¡Malcreada! A Xicanista Rhetoric: Politics of Recognition and a Case for Incivility
Keywords:
Education, Boarding schools, Inclivity, Xicana, colonization, Resistance, Pedagogical violenceAbstract
This project is a reconciliation with my testimonio y mi pasado y presente, however, my story is never out of the context of Eurocentric, settler colonialism. The story that I’m sharing demonstrates the effects that neoliberalism has had on me and my family, based on what I have seen and have learned from the stories of my mother, grandmothers, and father. This story in no way accounts for the stories of other Xican@s, Chican@s, Mexican@s, American@s, or any hyphenated or blending of these identities.
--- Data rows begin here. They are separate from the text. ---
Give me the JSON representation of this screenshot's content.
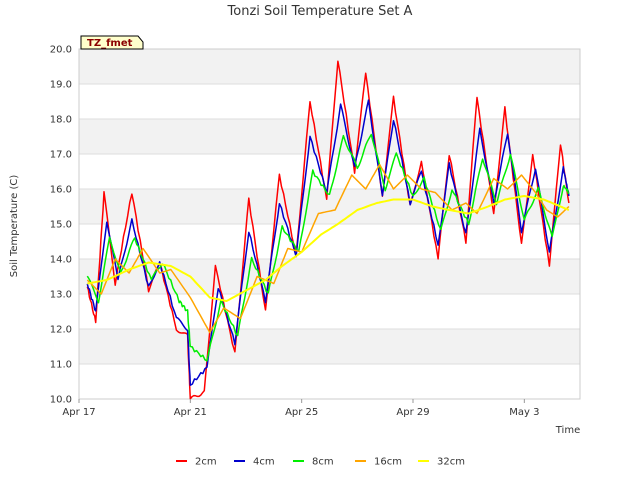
{
  "chart_data": {
    "type": "line",
    "title": "Tonzi Soil Temperature Set A",
    "xlabel": "Time",
    "ylabel": "Soil Temperature (C)",
    "badge": "TZ_fmet",
    "ylim": [
      10.0,
      20.0
    ],
    "xlim_days": [
      0,
      18
    ],
    "yticks": [
      "10.0",
      "11.0",
      "12.0",
      "13.0",
      "14.0",
      "15.0",
      "16.0",
      "17.0",
      "18.0",
      "19.0",
      "20.0"
    ],
    "xticks": [
      {
        "label": "Apr 17",
        "day": 0
      },
      {
        "label": "Apr 21",
        "day": 4
      },
      {
        "label": "Apr 25",
        "day": 8
      },
      {
        "label": "Apr 29",
        "day": 12
      },
      {
        "label": "May 3",
        "day": 16
      }
    ],
    "series": [
      {
        "name": "2cm",
        "color": "#ff0000",
        "points": [
          [
            0.3,
            13.2
          ],
          [
            0.6,
            12.2
          ],
          [
            0.9,
            15.9
          ],
          [
            1.3,
            13.3
          ],
          [
            1.9,
            15.9
          ],
          [
            2.5,
            13.1
          ],
          [
            2.9,
            13.9
          ],
          [
            3.5,
            12.0
          ],
          [
            3.9,
            11.8
          ],
          [
            4.0,
            10.0
          ],
          [
            4.5,
            10.2
          ],
          [
            4.9,
            13.8
          ],
          [
            5.6,
            11.3
          ],
          [
            6.1,
            15.7
          ],
          [
            6.7,
            12.5
          ],
          [
            7.2,
            16.4
          ],
          [
            7.8,
            14.1
          ],
          [
            8.3,
            18.5
          ],
          [
            8.9,
            15.7
          ],
          [
            9.3,
            19.7
          ],
          [
            9.9,
            16.5
          ],
          [
            10.3,
            19.3
          ],
          [
            10.9,
            15.8
          ],
          [
            11.3,
            18.6
          ],
          [
            11.9,
            15.5
          ],
          [
            12.3,
            16.8
          ],
          [
            12.9,
            14.0
          ],
          [
            13.3,
            17.0
          ],
          [
            13.9,
            14.5
          ],
          [
            14.3,
            18.6
          ],
          [
            14.9,
            15.3
          ],
          [
            15.3,
            18.3
          ],
          [
            15.9,
            14.4
          ],
          [
            16.3,
            17.0
          ],
          [
            16.9,
            13.8
          ],
          [
            17.3,
            17.3
          ],
          [
            17.6,
            15.6
          ]
        ]
      },
      {
        "name": "4cm",
        "color": "#0000cc",
        "points": [
          [
            0.3,
            13.3
          ],
          [
            0.6,
            12.5
          ],
          [
            1.0,
            15.1
          ],
          [
            1.4,
            13.4
          ],
          [
            1.9,
            15.1
          ],
          [
            2.5,
            13.2
          ],
          [
            2.9,
            13.9
          ],
          [
            3.5,
            12.3
          ],
          [
            3.9,
            12.0
          ],
          [
            4.0,
            10.4
          ],
          [
            4.6,
            10.9
          ],
          [
            5.0,
            13.2
          ],
          [
            5.6,
            11.6
          ],
          [
            6.1,
            14.8
          ],
          [
            6.7,
            12.8
          ],
          [
            7.2,
            15.6
          ],
          [
            7.8,
            14.1
          ],
          [
            8.3,
            17.5
          ],
          [
            8.9,
            15.9
          ],
          [
            9.4,
            18.4
          ],
          [
            9.9,
            16.6
          ],
          [
            10.4,
            18.5
          ],
          [
            10.9,
            15.8
          ],
          [
            11.3,
            18.0
          ],
          [
            11.9,
            15.6
          ],
          [
            12.3,
            16.5
          ],
          [
            12.9,
            14.4
          ],
          [
            13.3,
            16.7
          ],
          [
            13.9,
            14.7
          ],
          [
            14.4,
            17.7
          ],
          [
            14.9,
            15.6
          ],
          [
            15.4,
            17.6
          ],
          [
            15.9,
            14.8
          ],
          [
            16.4,
            16.6
          ],
          [
            16.9,
            14.2
          ],
          [
            17.4,
            16.6
          ],
          [
            17.6,
            15.8
          ]
        ]
      },
      {
        "name": "8cm",
        "color": "#00ee00",
        "points": [
          [
            0.3,
            13.5
          ],
          [
            0.7,
            12.8
          ],
          [
            1.1,
            14.6
          ],
          [
            1.5,
            13.6
          ],
          [
            2.0,
            14.6
          ],
          [
            2.6,
            13.4
          ],
          [
            3.0,
            13.9
          ],
          [
            3.6,
            12.8
          ],
          [
            3.9,
            12.5
          ],
          [
            4.0,
            11.5
          ],
          [
            4.6,
            11.1
          ],
          [
            5.1,
            12.8
          ],
          [
            5.7,
            11.8
          ],
          [
            6.2,
            14.0
          ],
          [
            6.8,
            13.0
          ],
          [
            7.3,
            14.9
          ],
          [
            7.9,
            14.2
          ],
          [
            8.4,
            16.5
          ],
          [
            9.0,
            15.8
          ],
          [
            9.5,
            17.5
          ],
          [
            10.0,
            16.6
          ],
          [
            10.5,
            17.6
          ],
          [
            11.0,
            16.0
          ],
          [
            11.4,
            17.0
          ],
          [
            12.0,
            15.8
          ],
          [
            12.4,
            16.3
          ],
          [
            13.0,
            14.8
          ],
          [
            13.4,
            16.0
          ],
          [
            14.0,
            15.0
          ],
          [
            14.5,
            16.9
          ],
          [
            15.0,
            15.6
          ],
          [
            15.5,
            17.0
          ],
          [
            16.0,
            15.1
          ],
          [
            16.5,
            16.0
          ],
          [
            17.0,
            14.6
          ],
          [
            17.4,
            16.1
          ],
          [
            17.6,
            15.9
          ]
        ]
      },
      {
        "name": "16cm",
        "color": "#ffa500",
        "points": [
          [
            0.3,
            13.4
          ],
          [
            0.8,
            13.0
          ],
          [
            1.3,
            14.0
          ],
          [
            1.8,
            13.6
          ],
          [
            2.3,
            14.3
          ],
          [
            2.9,
            13.6
          ],
          [
            3.3,
            13.7
          ],
          [
            4.0,
            12.9
          ],
          [
            4.7,
            11.9
          ],
          [
            5.2,
            12.6
          ],
          [
            5.8,
            12.3
          ],
          [
            6.4,
            13.5
          ],
          [
            7.0,
            13.3
          ],
          [
            7.5,
            14.3
          ],
          [
            8.0,
            14.2
          ],
          [
            8.6,
            15.3
          ],
          [
            9.2,
            15.4
          ],
          [
            9.8,
            16.4
          ],
          [
            10.3,
            16.0
          ],
          [
            10.8,
            16.7
          ],
          [
            11.3,
            16.0
          ],
          [
            11.8,
            16.4
          ],
          [
            12.3,
            16.0
          ],
          [
            12.8,
            15.9
          ],
          [
            13.4,
            15.4
          ],
          [
            13.9,
            15.6
          ],
          [
            14.3,
            15.3
          ],
          [
            14.9,
            16.3
          ],
          [
            15.4,
            16.0
          ],
          [
            15.9,
            16.4
          ],
          [
            16.4,
            15.9
          ],
          [
            16.8,
            15.4
          ],
          [
            17.2,
            15.2
          ],
          [
            17.6,
            15.5
          ]
        ]
      },
      {
        "name": "32cm",
        "color": "#ffff00",
        "points": [
          [
            0.3,
            13.3
          ],
          [
            1.0,
            13.4
          ],
          [
            1.8,
            13.7
          ],
          [
            2.5,
            13.9
          ],
          [
            3.3,
            13.8
          ],
          [
            4.0,
            13.5
          ],
          [
            4.7,
            12.9
          ],
          [
            5.3,
            12.8
          ],
          [
            6.0,
            13.1
          ],
          [
            6.7,
            13.4
          ],
          [
            7.3,
            13.8
          ],
          [
            8.0,
            14.2
          ],
          [
            8.7,
            14.7
          ],
          [
            9.3,
            15.0
          ],
          [
            10.0,
            15.4
          ],
          [
            10.7,
            15.6
          ],
          [
            11.3,
            15.7
          ],
          [
            12.0,
            15.7
          ],
          [
            12.7,
            15.5
          ],
          [
            13.3,
            15.4
          ],
          [
            14.0,
            15.3
          ],
          [
            14.7,
            15.5
          ],
          [
            15.3,
            15.7
          ],
          [
            16.0,
            15.8
          ],
          [
            16.7,
            15.7
          ],
          [
            17.3,
            15.5
          ],
          [
            17.6,
            15.4
          ]
        ]
      }
    ],
    "legend": [
      "2cm",
      "4cm",
      "8cm",
      "16cm",
      "32cm"
    ],
    "grid": true,
    "legend_position": "bottom-center"
  }
}
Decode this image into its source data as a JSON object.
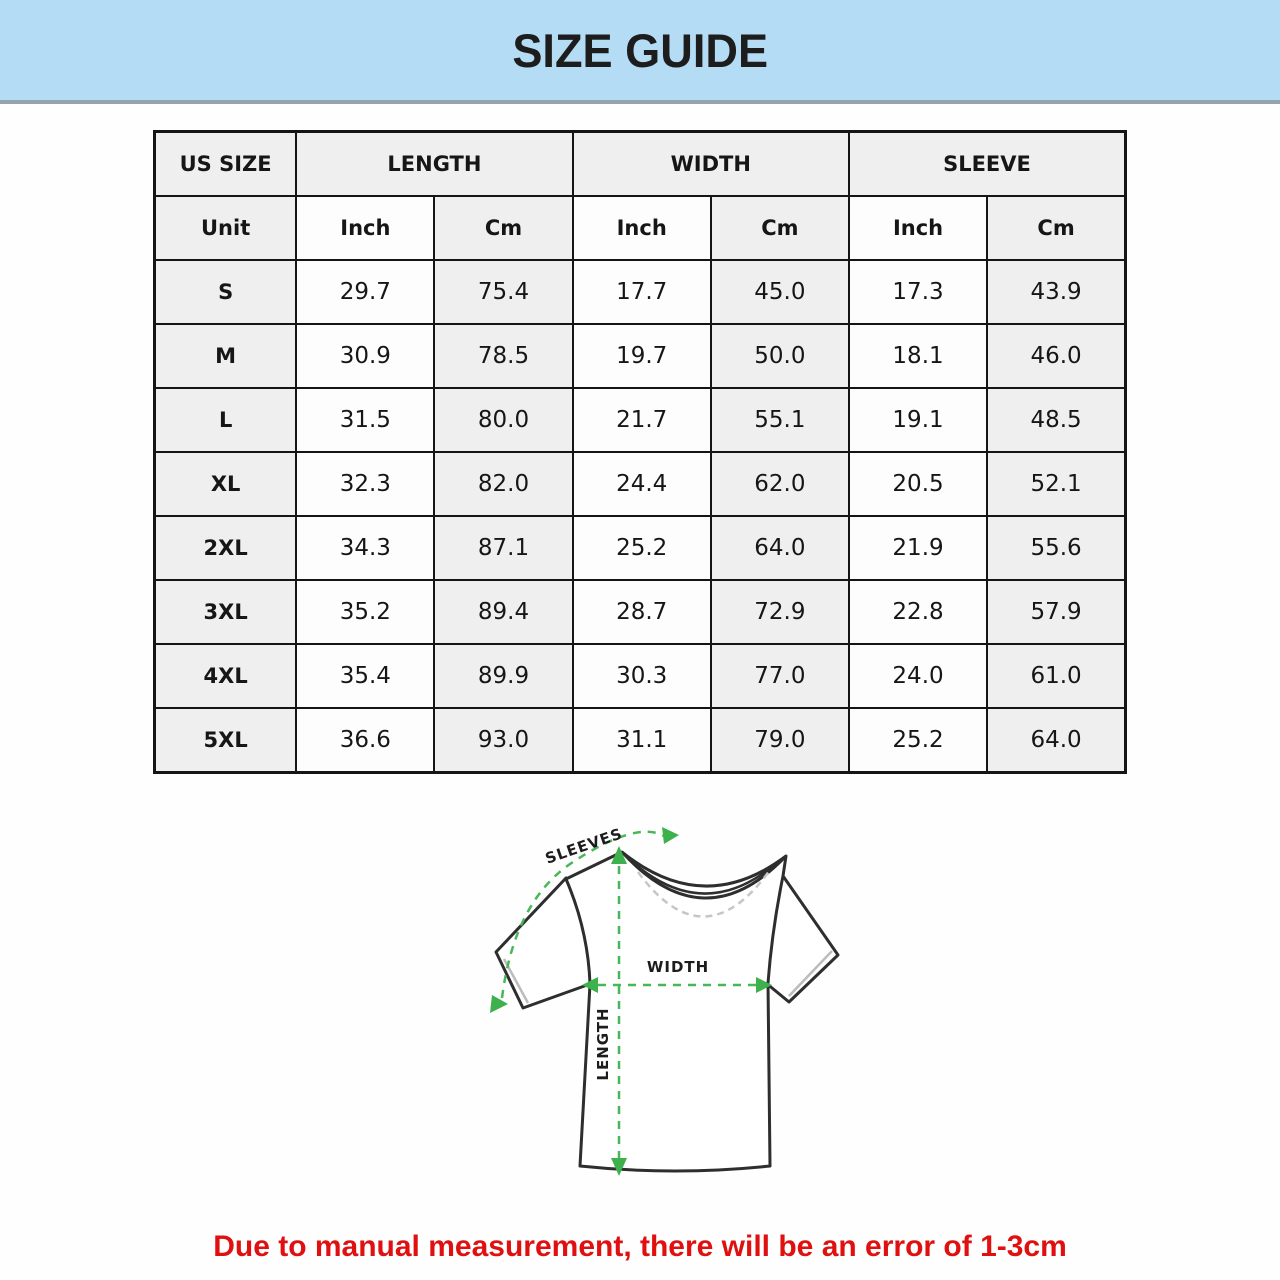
{
  "banner": {
    "bg_color": "#b5dcf5"
  },
  "chart_data": {
    "type": "table",
    "title": "SIZE GUIDE",
    "group_headers": [
      "US SIZE",
      "LENGTH",
      "WIDTH",
      "SLEEVE"
    ],
    "unit_headers": [
      "Unit",
      "Inch",
      "Cm",
      "Inch",
      "Cm",
      "Inch",
      "Cm"
    ],
    "rows": [
      [
        "S",
        "29.7",
        "75.4",
        "17.7",
        "45.0",
        "17.3",
        "43.9"
      ],
      [
        "M",
        "30.9",
        "78.5",
        "19.7",
        "50.0",
        "18.1",
        "46.0"
      ],
      [
        "L",
        "31.5",
        "80.0",
        "21.7",
        "55.1",
        "19.1",
        "48.5"
      ],
      [
        "XL",
        "32.3",
        "82.0",
        "24.4",
        "62.0",
        "20.5",
        "52.1"
      ],
      [
        "2XL",
        "34.3",
        "87.1",
        "25.2",
        "64.0",
        "21.9",
        "55.6"
      ],
      [
        "3XL",
        "35.2",
        "89.4",
        "28.7",
        "72.9",
        "22.8",
        "57.9"
      ],
      [
        "4XL",
        "35.4",
        "89.9",
        "30.3",
        "77.0",
        "24.0",
        "61.0"
      ],
      [
        "5XL",
        "36.6",
        "93.0",
        "31.1",
        "79.0",
        "25.2",
        "64.0"
      ]
    ]
  },
  "diagram": {
    "labels": {
      "sleeves": "SLEEVES",
      "width": "WIDTH",
      "length": "LENGTH"
    },
    "line_color": "#47b757",
    "arrow_color": "#3cb14c",
    "shirt_outline_color": "#2e2e2e"
  },
  "note": {
    "text": "Due to manual measurement, there will be an error of 1-3cm",
    "color": "#e01010"
  }
}
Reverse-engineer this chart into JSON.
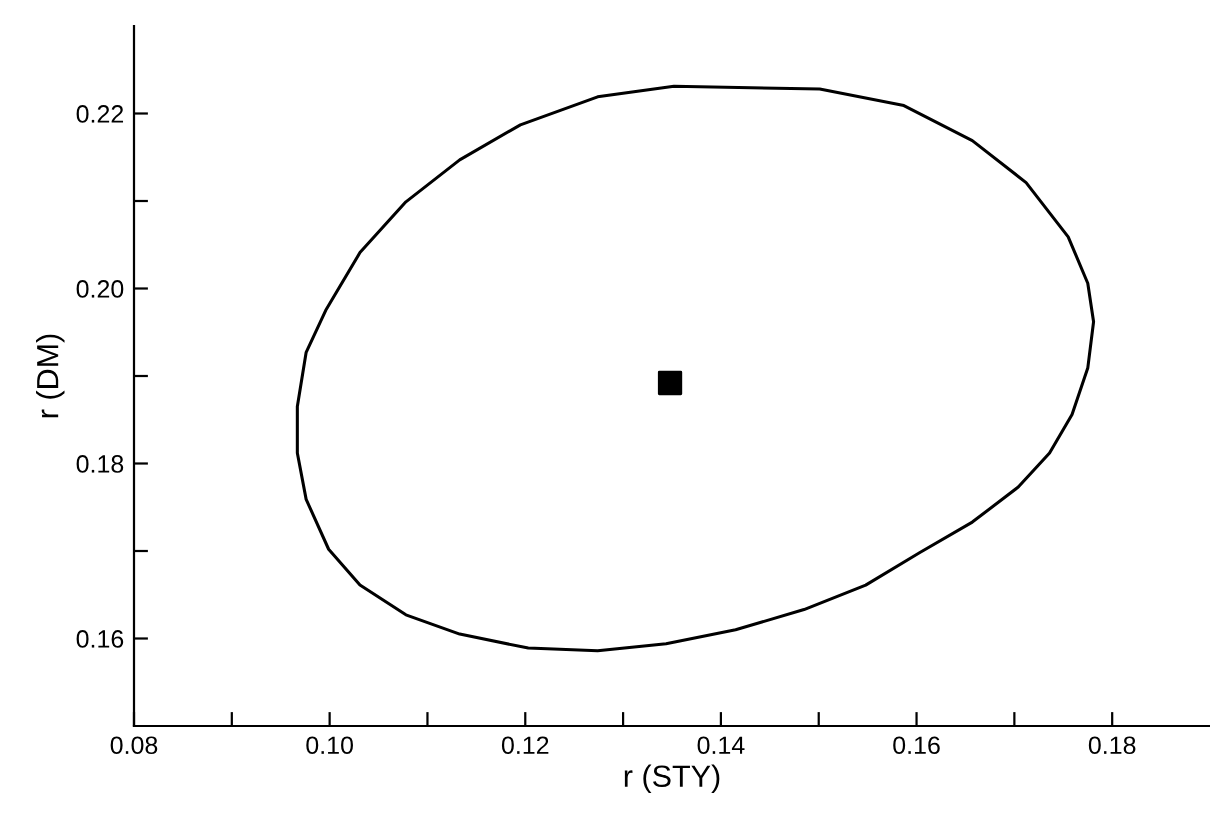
{
  "chart_data": {
    "type": "scatter",
    "xlabel": "r (STY)",
    "ylabel": "r (DM)",
    "series": [
      {
        "color": "#000000",
        "marker": "square",
        "x": [
          0.1348
        ],
        "values": [
          0.1892
        ]
      }
    ],
    "xlim": [
      0.08,
      0.19
    ],
    "ylim": [
      0.15,
      0.23
    ],
    "xticks": [
      0.08,
      {
        "value": 0.09,
        "label": null
      },
      {
        "value": 0.1,
        "label": "0.10"
      },
      {
        "value": 0.11,
        "label": null
      },
      0.12,
      {
        "value": 0.13,
        "label": null
      },
      0.14,
      {
        "value": 0.15,
        "label": null
      },
      0.16,
      {
        "value": 0.17,
        "label": null
      },
      0.18
    ],
    "yticks": [
      0.16,
      {
        "value": 0.17,
        "label": null
      },
      0.18,
      {
        "value": 0.19,
        "label": null
      },
      {
        "value": 0.2,
        "label": "0.20"
      },
      {
        "value": 0.21,
        "label": null
      },
      0.22
    ],
    "grid": false,
    "legend": false
  }
}
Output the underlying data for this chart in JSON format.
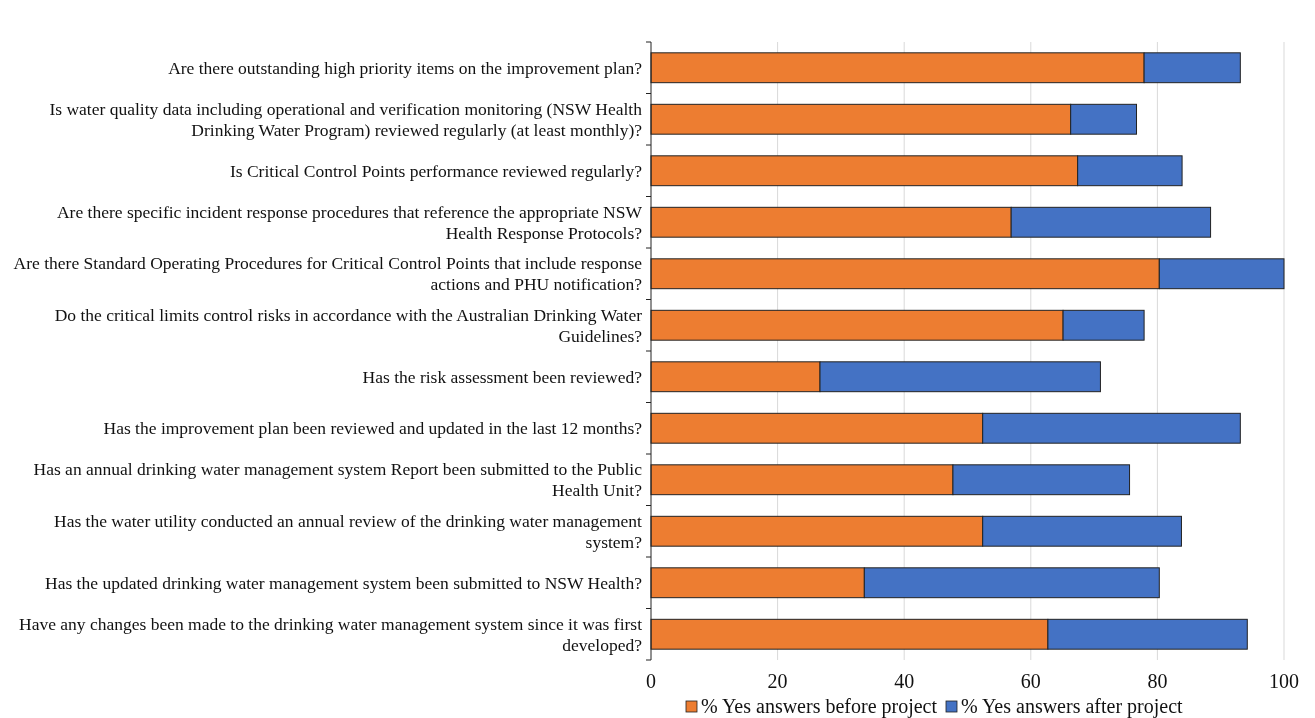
{
  "chart_data": {
    "type": "bar",
    "orientation": "horizontal",
    "stacked": true,
    "categories": [
      "Are there outstanding high priority items on the improvement plan?",
      "Is water quality data including operational and verification monitoring (NSW Health Drinking Water Program) reviewed regularly (at least monthly)?",
      "Is Critical Control Points performance reviewed regularly?",
      "Are there specific incident response procedures that reference the appropriate NSW Health Response Protocols?",
      "Are there Standard Operating Procedures for Critical Control Points that include response actions and PHU notification?",
      "Do the critical limits control risks in accordance with the Australian Drinking Water Guidelines?",
      "Has the risk assessment been reviewed?",
      "Has the improvement plan been reviewed and updated in the last 12 months?",
      "Has an annual drinking water management system Report been submitted to the Public Health Unit?",
      "Has the water utility conducted an annual review of the drinking water management system?",
      "Has the updated drinking water management system been submitted to NSW Health?",
      "Have any changes been made to the drinking water management system since it was first developed?"
    ],
    "series": [
      {
        "name": "% Yes answers before project",
        "color": "#ed7d31",
        "values": [
          77.9,
          66.3,
          67.4,
          56.9,
          80.3,
          65.1,
          26.7,
          52.4,
          47.7,
          52.4,
          33.7,
          62.7
        ]
      },
      {
        "name": "% Yes answers after project",
        "color": "#4472c4",
        "values": [
          15.2,
          10.4,
          16.5,
          31.5,
          19.7,
          12.8,
          44.3,
          40.7,
          27.9,
          31.4,
          46.6,
          31.5
        ]
      }
    ],
    "xlim": [
      0,
      100
    ],
    "xticks": [
      0,
      20,
      40,
      60,
      80,
      100
    ],
    "grid": "x",
    "legend": "bottom"
  }
}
Instead, the goal for this project is to share my story and identity, which is situated in a Xicana-Mexicana-Indigena context and understood through a lens of decoloniality and resistance. I was born in Eagle Pass, Texas, a border city with Piedras Negras, Coahuila. Out of necessity, my family moved from Mexico into the United States to work in the fields. Later, they moved to the Midwest to find better work. This story of migration is like many but is my family’s and my own. My hope for this essay is that it contributes to shared experiences, as well as to the understanding of decolonial and postcolonial rhetoric.